Gorda
Esa mañana comenzó como tantas otras: luchando con su ropa. Nada le quedaba bien. Todo esculpía sus rollos de grasa. Los chichos se desbordaban por todos lados. La grasa residía en los lugares obvios, como en el abdomen y las caderas, pero también habitaba en el mollero, alrededor de las rodillas y en los cachetes que, hundiéndole los ojos, le hacían parecer una misma cerda. Sí, ésa era la mejor descripción para ella: una cerda robusta, redondita, rosadita.
El espejo era su instrumento de tortura. No la dejaba escapar a la realidad. Le revelaba sin piedad su cuerpo desfigurado, grotesco, hinchado. Con esa imagen, no podía sentirse a gusto con ninguno de los atuendos.

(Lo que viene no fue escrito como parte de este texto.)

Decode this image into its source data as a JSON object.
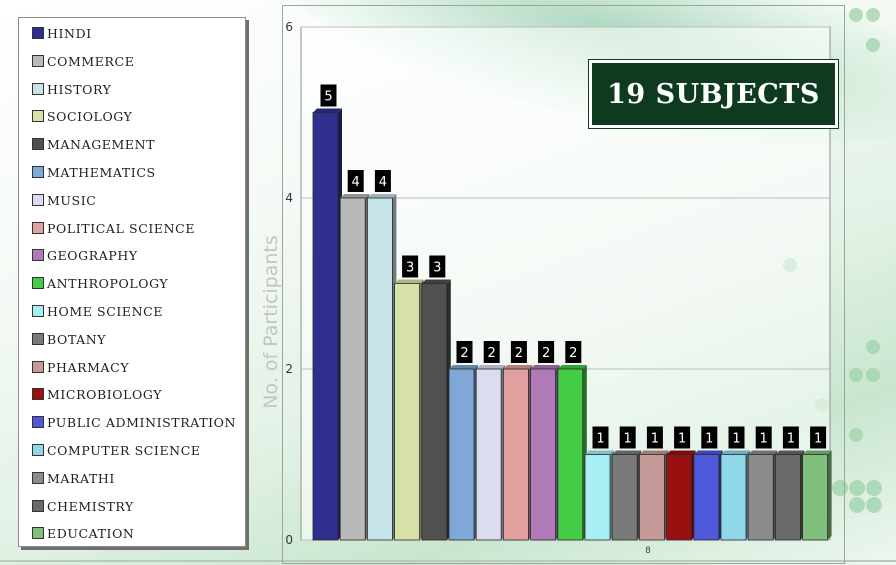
{
  "badge": {
    "title": "19 SUBJECTS"
  },
  "chart_data": {
    "type": "bar",
    "xlabel": "8",
    "ylabel": "No. of Participants",
    "ylim": [
      0,
      6
    ],
    "yticks": [
      0,
      2,
      4,
      6
    ],
    "grid": true,
    "legend_position": "left",
    "series": [
      {
        "name": "HINDI",
        "value": 5,
        "color": "#2f2f8f"
      },
      {
        "name": "COMMERCE",
        "value": 4,
        "color": "#b9b9b9"
      },
      {
        "name": "HISTORY",
        "value": 4,
        "color": "#c6e4e8"
      },
      {
        "name": "SOCIOLOGY",
        "value": 3,
        "color": "#d6e2a8"
      },
      {
        "name": "MANAGEMENT",
        "value": 3,
        "color": "#505050"
      },
      {
        "name": "MATHEMATICS",
        "value": 2,
        "color": "#7fa8d8"
      },
      {
        "name": "MUSIC",
        "value": 2,
        "color": "#dcdcf0"
      },
      {
        "name": "POLITICAL SCIENCE",
        "value": 2,
        "color": "#e0a0a0"
      },
      {
        "name": "GEOGRAPHY",
        "value": 2,
        "color": "#b07ab8"
      },
      {
        "name": "ANTHROPOLOGY",
        "value": 2,
        "color": "#44cc44"
      },
      {
        "name": "HOME SCIENCE",
        "value": 1,
        "color": "#a8eef5"
      },
      {
        "name": "BOTANY",
        "value": 1,
        "color": "#7a7a7a"
      },
      {
        "name": "PHARMACY",
        "value": 1,
        "color": "#c79a9a"
      },
      {
        "name": "MICROBIOLOGY",
        "value": 1,
        "color": "#9a1010"
      },
      {
        "name": "PUBLIC ADMINISTRATION",
        "value": 1,
        "color": "#4f58d8"
      },
      {
        "name": "COMPUTER SCIENCE",
        "value": 1,
        "color": "#8fd8ea"
      },
      {
        "name": "MARATHI",
        "value": 1,
        "color": "#8c8c8c"
      },
      {
        "name": "CHEMISTRY",
        "value": 1,
        "color": "#6a6a6a"
      },
      {
        "name": "EDUCATION",
        "value": 1,
        "color": "#7fc07f"
      }
    ]
  }
}
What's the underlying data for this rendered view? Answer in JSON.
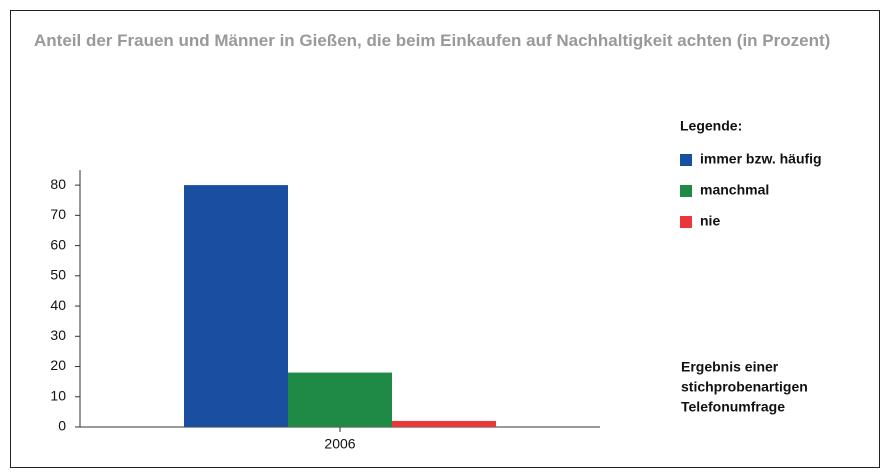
{
  "chart_data": {
    "type": "bar",
    "title": "Anteil der Frauen und Männer in Gießen, die beim Einkaufen auf Nachhaltigkeit achten (in Prozent)",
    "categories": [
      "2006"
    ],
    "series": [
      {
        "name": "immer bzw. häufig",
        "color": "#1a4fa0",
        "values": [
          80
        ]
      },
      {
        "name": "manchmal",
        "color": "#1e8a45",
        "values": [
          18
        ]
      },
      {
        "name": "nie",
        "color": "#e8383a",
        "values": [
          2
        ]
      }
    ],
    "ylim": [
      0,
      85
    ],
    "yticks": [
      0,
      10,
      20,
      30,
      40,
      50,
      60,
      70,
      80
    ],
    "legend_title": "Legende:",
    "annotation": [
      "Ergebnis einer",
      "stichprobenartigen",
      "Telefonumfrage"
    ]
  }
}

Su obesidad iba en aumento cada vez que se confrontaba con su reflejo. ¿Cuándo se dejó poner así de gorda?
Al fin, no por gusto, más bien por no llegar tarde al trabajo, se conformó con un ajustado pantalón negro y una blusa, negra también, pero con unas líneas verticales. Todo en un vano esfuerzo para hacer ver sus cinco pies, ocho pulgadas más esbelto.
Sabía que era necesario atacar de frente y con absoluta disciplina militar a la gordura que la aquejaba. Pero cuán difícil era… Apenas comía y se sometía a una rigurosa rutina de ejercicios. La verdad era que muchas veces su gula podía más que su deseo de ser flaca, y así se atracaba con rosquillas de crema en la repostería más cercana. Dos de cada tres sábados obviaba su rutina de ejercicios y se entregaba a la más vergonzosa holgazanería el resto del fin de semana.
¡Cómo se arrepentía al llegar a su oficina el lunes! Sentía que entre los brazos y el cojín de su silla sus caderas flojas se desparramaban. A las 10:30 de la mañana se tomaba una pastilla para aplacar el hambre. Aún así, al medio día ya tenía un apetito atroz. Hoy por poco se atraganta con los tomates, zanahoria, pepinillos y lechuga de la ensalada de Wendy’s que almorzó.
–¿A dieta de nuevo? –le preguntó, en tono de reproche, Mariela, una compañera.
–Ya sabes, es una lucha eterna –respondió cabizbaja.
–Si tú te ves bien –le afirmó Mariela, a lo que ella respondió con una tímida sonrisa.
Al salir del trabajo fue directo al gimnasio. Maldiciendo su falta de disciplina, decidió añadir 40 minutos de cardio a su rutina para ver si de alguna manera derretía la celulitis. Era repugnante, necesitaba tomar control. ¡Ahora sí iba en serio!
Al cabo de la sesión, sudada y segura de haber rebajado al menos dos libras, se paró sobre la báscula para medir su progreso. Horrorizada, vio como ese número de tres dígitos parpadeaba y le gritaba a todos en el gimnasio que ella había vuelto a fracasar. Sintió rabia, vergüenza, deseos de salir corriendo y alejarse rápidamente de esos tres numeritos rojos, chillones, malditos. ¿Cómo era posible que ella siguiera pesando tanto? ¡¡103, puñeta!!
Sacha Delgado (Santurce, 1976) pasó su niñez y adolescencia “sujeta a la voluntad trotamundística” de sus padres. Retornó a Santurce en la década de los noventa y se convirtió en la fanática número uno de los Cangrejeros (esto es un hecho y así confirmado por los apoderados del equipo). Puede discutir sobre básquet y literatura con la misma dosis de convicción. “¿Tienes alguna otra pasión?”, le pregunté. “Bueno”, me dijo muy melosa ella, “el chocolate, pero eso no se discute... se devora.”
7 comentarios:
súper
aunque me encantó más la nota de la autora...
Ja, ja, ja. Por lo menos no usaste tu 'pero' infame. ¿Cuándo vas a mandar algo para La tribu?
Saludos, Luis, me he estado dando un paseo por aquí. Está bacán
Raúl
Una realidad.
Sacha:
Cuando me dijiste que habian publicado algo tuyo en el blog, no pude contener la curiosidad. Sabes que soy "presentá" por naturaleza. Tengo que confesar que me gustó mucho el estilo de tu escrito, por supuesto nada sutil y bastante crudo. Me gustó el elemeno de sorpresa, el final realmente no me lo esperaba. Espero poder seguir leyendo tus escritos aqui mientras este lejos.
Gracias, Raúl. Pendiente a lo nuevo de Paréntesis que viene por ahí.